Tuesday, May 1, 2007

Links to school profiles, report cards

If you're investigating school districts -- whether in west-central Illinois or anywhere else in the state -- you might want to visit some websites that compile school performance data.

Start by going here, where you can read a letter from our governor. The letter gives you overview of how the state organizes school district information, then provides you with two links.

The first, the Illinois School Profile, gives you just the highlights of a school -- the attendance rate, average class size, and district spending. You can also determine whether the school has been making Adequate Yearly Progress (AYP) under the guidelines set forth by the No Child Left Behind Act.

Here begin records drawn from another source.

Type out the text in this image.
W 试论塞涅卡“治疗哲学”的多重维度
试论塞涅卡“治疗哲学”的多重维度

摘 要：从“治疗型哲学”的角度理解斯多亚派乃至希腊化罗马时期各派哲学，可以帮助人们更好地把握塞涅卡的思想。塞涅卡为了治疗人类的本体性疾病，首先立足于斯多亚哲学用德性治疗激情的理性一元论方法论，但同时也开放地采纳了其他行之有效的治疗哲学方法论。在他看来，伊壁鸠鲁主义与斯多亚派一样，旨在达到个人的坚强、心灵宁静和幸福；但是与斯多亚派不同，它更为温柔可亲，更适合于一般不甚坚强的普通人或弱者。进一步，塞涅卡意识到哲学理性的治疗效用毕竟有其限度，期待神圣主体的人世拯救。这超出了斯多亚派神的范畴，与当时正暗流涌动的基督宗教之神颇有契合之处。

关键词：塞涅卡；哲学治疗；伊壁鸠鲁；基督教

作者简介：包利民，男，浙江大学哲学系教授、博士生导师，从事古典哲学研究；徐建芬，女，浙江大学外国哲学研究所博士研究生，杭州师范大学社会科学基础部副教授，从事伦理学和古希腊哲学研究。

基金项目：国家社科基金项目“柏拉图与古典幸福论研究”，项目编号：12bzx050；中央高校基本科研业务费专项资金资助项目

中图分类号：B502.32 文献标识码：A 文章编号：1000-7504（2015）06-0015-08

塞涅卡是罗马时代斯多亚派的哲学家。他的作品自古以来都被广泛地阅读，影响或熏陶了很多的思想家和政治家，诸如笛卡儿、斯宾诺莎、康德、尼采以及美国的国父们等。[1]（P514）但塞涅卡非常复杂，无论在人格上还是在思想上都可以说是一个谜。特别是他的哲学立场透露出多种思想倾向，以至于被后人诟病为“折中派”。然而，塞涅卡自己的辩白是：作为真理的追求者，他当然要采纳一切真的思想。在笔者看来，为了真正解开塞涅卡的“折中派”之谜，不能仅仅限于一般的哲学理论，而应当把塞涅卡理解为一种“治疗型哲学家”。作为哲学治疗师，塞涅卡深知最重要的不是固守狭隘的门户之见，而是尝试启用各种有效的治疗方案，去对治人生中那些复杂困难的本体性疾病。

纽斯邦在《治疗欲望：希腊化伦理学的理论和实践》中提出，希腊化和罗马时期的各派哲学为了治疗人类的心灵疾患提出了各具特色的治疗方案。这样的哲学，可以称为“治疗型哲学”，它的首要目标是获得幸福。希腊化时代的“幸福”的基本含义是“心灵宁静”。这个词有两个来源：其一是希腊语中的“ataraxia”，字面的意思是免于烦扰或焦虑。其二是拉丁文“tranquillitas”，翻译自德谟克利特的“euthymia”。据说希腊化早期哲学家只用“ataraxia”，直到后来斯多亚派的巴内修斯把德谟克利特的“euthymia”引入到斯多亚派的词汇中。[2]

But if you want even more exhaustive analysis of a school -- and the link mentioned above doesn't satisfy you -- you can also check out the more thorough Report Cards. There, you can do extensive quantitative analysis of how students performed in different subject areas, as well as within different ethnic and socio-economic groups. (Call me cynical, but I have deep concerns about this ethnic and socio-economic data being included, largely because I think the people who care about this information the most are the same people most likely to exploit it for their own benefit.)

Just as universities don't use ACT scores as the sole measurements for deciding whether students should be admitted, parents shouldn't use these profiles and reports as the only means of choosing a school. The information in the reports gives a lot of data, but there's a lot missing, too. What about student evaluations of teachers, for example? Or feedback from parents? Or (best of all) how about some comments by veteran teachers, the sort forming the nucleus of any school's teaching staff, who have the best historical understanding of where the district's been and where it's headed?

Of course, you can't put some of that stuff down in numbers form, the way the profiles and reports do. But that's what I'd like to see, at least to complement the data already there. End of rant.